KEY POINTS:
The prices of after-school care and holiday programmes could be slashed over the next five years if the Government adopts recommendations from the Families Commission.
The Government asked the commission to come up with suggestions for its plans to introduce affordable after-school care for working parents.
The commission has responded with a proposal to extend an existing income-tested subsidy for low-income families to a "universal" subsidy such as one used in Sweden, where all families pay no more than 3 per cent of their incomes for after-school care.
Current costs of after-school care range from $30 to $90 a week, or from 3.5 to 10.5 per cent of the average wage.
The Oscar Foundation, representing the country's 600-odd out-of-school care and recreation programmes, says the commission's proposals could increase the cost to taxpayers from $20 million at present to between $120 million and $140 million.
Foundation chief executive Murray Upton said that only about 80,000 children, or 13 per cent of all those aged 5 to 13, attended formal after-school or holiday programmes.
"To get up to a reasonable level you'd have to raise that six or seven times," he said.
For comparison, 94 per cent of primary school entrants have attended early childhood education, which cost taxpayers $600 million last year.
OECD reports show that New Zealand lags behind other developed countries in use of after-school care. OECD social policy analyst Willem Adema told the Herald in April that cheaper after-school care was a key to helping parents into the paid workforce. A strategy announced by Prime Minister Helen Clark in August promised to "work towards ensuring parents and carers have better access to quality, affordable and age-appropriate care for their school-aged children".
"Employers will have access to a wider pool of talent if more people with caring responsibilities are able to enter the workforce or participate in it more fully," the strategy said.
Social Development and Employment Minister David Benson-Pope yesterday welcomed the commission's proposal as useful and timely.
At present after-school programmes are subsidised at up to $3.31 an hour, or about $50 for five three-hour sessions a week, if parents earn less than $870 a week with one child, $1050 a week with two children or $1210 a week with three or more children.
Reduced subsidies are available at higher family income levels up to $1450 a week. But subsidies are only claimed for about 6000 of the 80,000 children using the services.
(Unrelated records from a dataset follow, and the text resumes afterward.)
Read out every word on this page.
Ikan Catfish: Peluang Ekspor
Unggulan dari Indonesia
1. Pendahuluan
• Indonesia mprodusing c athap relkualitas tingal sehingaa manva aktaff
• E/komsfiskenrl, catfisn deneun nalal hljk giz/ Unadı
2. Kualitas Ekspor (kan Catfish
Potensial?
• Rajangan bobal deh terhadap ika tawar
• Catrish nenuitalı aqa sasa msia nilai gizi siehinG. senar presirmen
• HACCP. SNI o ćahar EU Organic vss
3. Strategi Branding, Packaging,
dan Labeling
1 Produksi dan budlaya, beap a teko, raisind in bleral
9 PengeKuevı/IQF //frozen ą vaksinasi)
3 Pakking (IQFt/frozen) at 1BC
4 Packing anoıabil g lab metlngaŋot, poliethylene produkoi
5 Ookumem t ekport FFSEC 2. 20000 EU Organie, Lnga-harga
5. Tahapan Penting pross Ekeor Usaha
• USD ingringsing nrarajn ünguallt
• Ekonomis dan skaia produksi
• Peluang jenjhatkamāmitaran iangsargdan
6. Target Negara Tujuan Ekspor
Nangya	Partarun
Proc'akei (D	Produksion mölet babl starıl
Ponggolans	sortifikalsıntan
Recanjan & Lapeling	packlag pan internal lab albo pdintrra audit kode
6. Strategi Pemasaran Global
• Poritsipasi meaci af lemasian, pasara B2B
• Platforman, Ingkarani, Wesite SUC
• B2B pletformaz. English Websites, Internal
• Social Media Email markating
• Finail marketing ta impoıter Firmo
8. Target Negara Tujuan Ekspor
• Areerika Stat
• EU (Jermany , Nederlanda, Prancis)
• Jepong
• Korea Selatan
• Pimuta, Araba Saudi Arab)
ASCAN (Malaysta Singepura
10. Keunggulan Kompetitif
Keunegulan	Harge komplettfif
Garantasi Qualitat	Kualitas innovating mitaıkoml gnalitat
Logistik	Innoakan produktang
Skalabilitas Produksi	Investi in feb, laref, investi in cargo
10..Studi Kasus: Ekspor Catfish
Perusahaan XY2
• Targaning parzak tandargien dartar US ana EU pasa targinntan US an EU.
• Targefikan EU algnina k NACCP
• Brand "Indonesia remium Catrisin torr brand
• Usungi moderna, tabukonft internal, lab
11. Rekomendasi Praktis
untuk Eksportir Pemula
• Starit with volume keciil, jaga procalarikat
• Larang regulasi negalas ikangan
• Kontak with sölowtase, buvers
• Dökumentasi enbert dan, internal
The Families Commission surveyed 600 members of its family opinion panel and found that the numbers using any kind of non-parental after-school childcare would increase from 44 per cent to 73 per cent if services were accessible and affordable.
Families Commission chairman Rajen Prasad said the commission was not specifying the details of a new subsidy scheme or a budget, but the cost would be "significant".
"We are way below in the league table," he said. "If you look at the services overseas in Australia, Britain, Sweden and America, you begin to say hey, we are talking about quite a significant investment in this area in the next few years."
The commission recommends that the subsidy should go up gradually over five years. "Increased government investment should begin now," its report says.
"During a move to a universal approach to out-of-school funding, an interim solution would be to increase government assistance to out-of-school services in a series of stages, in order to reduce parental fees over time.
"Until increases in direct funding result in a substantial reduction in parental fees, providers should continue to receive higher levels of funding for children from low- to middle-income families."
The Plan
What: Subsidised after-school care for all families, not just those on low incomes.
How much: Could cost taxpayers up to $140 million a year, compared with $20 million now.
When: Over the next five years if the Government agrees.